Agnès Sorel: Mistress of Beauty
by Princess Michael of Kent
Constable, £18.99 Buy here
It must have been frightening living in high aristocratic circles in the 15th century – or in any of the centuries surrounding it. Europe was a patchwork of courts, major and minor, each with its own fragile dynastic history and hereditary rivals and enemies. Dukes, kings, emperors, princes, counts, electors, archdukes – those titles were landed on people in often haphazard order and you could never be sure of holding on to them. Fatal illness was an everyday occurrence, and at the top of society violent and suspicious death came quite literally with the territory.
Princess Michael of Kent’s new novel, Agnès Sorel: Mistress of Beauty, brilliantly captures the sense of suppressed panic that lay behind the intricate court etiquette of the era. It begins with a family tree that speaks volumes. It is headed “The Royal Family of France at the time of this story” – but a quick glance at it disposes of the notion that France was a unified kingdom. Rulers of Burgundy, Brittany, Anjou and Orléans rub shoulders and intermarry with the nobility of England, Scotland, Bavaria and Bohemia.
The story opens with the funeral in 1442 of Yolande d’Aragon, who was the subject of HRH’s previous novel, The Queen of Four Kingdoms. Those four kingdoms were Sicily, Jerusalem, Cyprus and Aragon – though in reality Yolande’s family controlled only the powerful fiefdoms of Anjou and Provence. It helps, but is not necessary, to have read the first book in what will eventually be Princess Michael’s Anjou trilogy. The reason it is not necessary is that Agnès Sorel guides the reader by the hand through the dynastic maze; if at times we feel lost that is because the historical characters did, too.
Agnès, a distant ancestor of Princess Michael, feels most lost of all. And with good reason. She is the mistress of King Charles VII, son-in-law of Yolande. This was a very dangerous thing to be, for the tradition of French royal mistresses had yet to be established. Or, to put it another way, Agnès began the tradition. She is envied for her position but does not make things easier for herself. We learn that “she appears over-dressed and grand; her trains longer than any princess’s; her immodest décolletage worn deeper than at any other court”. Whatever clothes she bought would start a fashion. Plus ça change, eh? But she has little choice. She is caught in the familiar trap of the mistress – she needs to look alluring in order to retain the affections of the king.
A contemporary painting depicts Agnès as Madonna lactans, feeding her child with her bare breast; it is a backhanded compliment, for the effect is to make her look sexually provocative.
Her story does not end well, or in a straightforward manner.

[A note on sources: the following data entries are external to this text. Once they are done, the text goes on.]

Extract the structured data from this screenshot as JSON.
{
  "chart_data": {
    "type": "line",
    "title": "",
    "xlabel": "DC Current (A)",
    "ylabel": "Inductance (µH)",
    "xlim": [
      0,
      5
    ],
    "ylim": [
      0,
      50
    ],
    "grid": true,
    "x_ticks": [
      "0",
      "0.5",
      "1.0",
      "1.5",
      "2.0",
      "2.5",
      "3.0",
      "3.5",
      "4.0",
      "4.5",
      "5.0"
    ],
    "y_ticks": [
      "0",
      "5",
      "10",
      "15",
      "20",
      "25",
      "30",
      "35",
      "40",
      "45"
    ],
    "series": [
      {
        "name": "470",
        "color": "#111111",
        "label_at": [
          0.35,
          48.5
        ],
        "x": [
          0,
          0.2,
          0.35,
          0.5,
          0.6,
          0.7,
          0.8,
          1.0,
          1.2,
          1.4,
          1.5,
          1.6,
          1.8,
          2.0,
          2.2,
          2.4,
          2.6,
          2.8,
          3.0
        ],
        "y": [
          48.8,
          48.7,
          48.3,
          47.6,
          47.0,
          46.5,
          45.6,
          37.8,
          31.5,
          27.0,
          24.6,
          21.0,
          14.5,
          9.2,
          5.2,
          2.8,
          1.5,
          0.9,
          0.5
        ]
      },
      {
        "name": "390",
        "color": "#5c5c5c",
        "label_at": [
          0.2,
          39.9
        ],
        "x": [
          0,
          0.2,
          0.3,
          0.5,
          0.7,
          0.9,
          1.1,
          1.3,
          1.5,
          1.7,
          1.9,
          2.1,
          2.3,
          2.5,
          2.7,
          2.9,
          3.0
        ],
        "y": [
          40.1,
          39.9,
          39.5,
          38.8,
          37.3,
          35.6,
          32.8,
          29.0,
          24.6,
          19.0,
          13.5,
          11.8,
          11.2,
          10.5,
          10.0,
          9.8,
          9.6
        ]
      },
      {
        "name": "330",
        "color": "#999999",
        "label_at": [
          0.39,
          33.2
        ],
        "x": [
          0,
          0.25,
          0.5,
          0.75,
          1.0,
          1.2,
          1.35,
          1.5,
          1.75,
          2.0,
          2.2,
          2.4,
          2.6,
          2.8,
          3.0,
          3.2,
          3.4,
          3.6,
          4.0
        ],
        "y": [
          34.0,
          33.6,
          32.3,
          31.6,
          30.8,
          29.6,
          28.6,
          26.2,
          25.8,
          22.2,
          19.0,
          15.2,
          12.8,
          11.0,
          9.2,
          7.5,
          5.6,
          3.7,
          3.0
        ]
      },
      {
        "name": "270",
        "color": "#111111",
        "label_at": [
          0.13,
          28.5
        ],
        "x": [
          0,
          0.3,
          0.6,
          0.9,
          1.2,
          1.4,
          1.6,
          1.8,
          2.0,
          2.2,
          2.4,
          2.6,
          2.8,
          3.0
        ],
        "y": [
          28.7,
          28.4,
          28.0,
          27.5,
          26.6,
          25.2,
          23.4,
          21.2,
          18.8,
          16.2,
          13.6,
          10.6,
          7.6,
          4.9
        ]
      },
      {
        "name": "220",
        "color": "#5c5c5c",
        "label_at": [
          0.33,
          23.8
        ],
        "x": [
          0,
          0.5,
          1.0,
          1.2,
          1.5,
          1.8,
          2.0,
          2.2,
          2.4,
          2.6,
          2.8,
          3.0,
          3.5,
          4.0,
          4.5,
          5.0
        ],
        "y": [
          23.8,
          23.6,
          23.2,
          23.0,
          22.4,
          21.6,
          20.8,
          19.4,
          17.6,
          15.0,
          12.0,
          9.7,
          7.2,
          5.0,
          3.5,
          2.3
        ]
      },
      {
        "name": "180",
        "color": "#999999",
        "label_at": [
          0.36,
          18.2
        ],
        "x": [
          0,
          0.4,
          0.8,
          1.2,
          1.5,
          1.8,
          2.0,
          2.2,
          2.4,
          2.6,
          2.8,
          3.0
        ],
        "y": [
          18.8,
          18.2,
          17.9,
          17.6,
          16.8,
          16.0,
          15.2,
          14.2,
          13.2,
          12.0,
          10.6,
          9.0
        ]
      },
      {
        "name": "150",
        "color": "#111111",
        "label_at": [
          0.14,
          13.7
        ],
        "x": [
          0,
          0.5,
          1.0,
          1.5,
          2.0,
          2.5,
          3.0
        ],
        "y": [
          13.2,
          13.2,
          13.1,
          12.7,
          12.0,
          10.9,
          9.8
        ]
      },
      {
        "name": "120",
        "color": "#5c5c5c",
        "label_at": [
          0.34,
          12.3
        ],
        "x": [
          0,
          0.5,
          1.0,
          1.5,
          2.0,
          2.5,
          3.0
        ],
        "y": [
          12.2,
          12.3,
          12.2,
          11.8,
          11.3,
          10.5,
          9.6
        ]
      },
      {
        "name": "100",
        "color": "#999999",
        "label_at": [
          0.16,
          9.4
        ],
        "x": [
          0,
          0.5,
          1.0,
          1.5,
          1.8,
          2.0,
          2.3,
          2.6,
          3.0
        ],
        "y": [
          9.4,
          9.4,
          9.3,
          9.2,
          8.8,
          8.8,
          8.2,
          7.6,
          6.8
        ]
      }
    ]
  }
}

To this day, her death at the age of 28 puzzles historians and clearly fascinates Princess Michael, who displays expert knowledge of the hazards and conventions of life at court.
If you fail to bow or curtsey at the appropriate moment, then your card is marked. To say that it is easy to put a foot wrong is putting it mildly.
To what degree Her Royal Highness is drawing on her own experience one can only speculate. Let us just say that there is the occasional mischievous paragraph that one can relate to the royal house into which she married, which is not renowned for its warm feelings towards Catholics. At any rate, the author is to be congratulated for writing a novel that not only tells an engrossing story but also serves as a painless and page-turning introduction to one of the most romantic and sinister chapters in the history of Europe.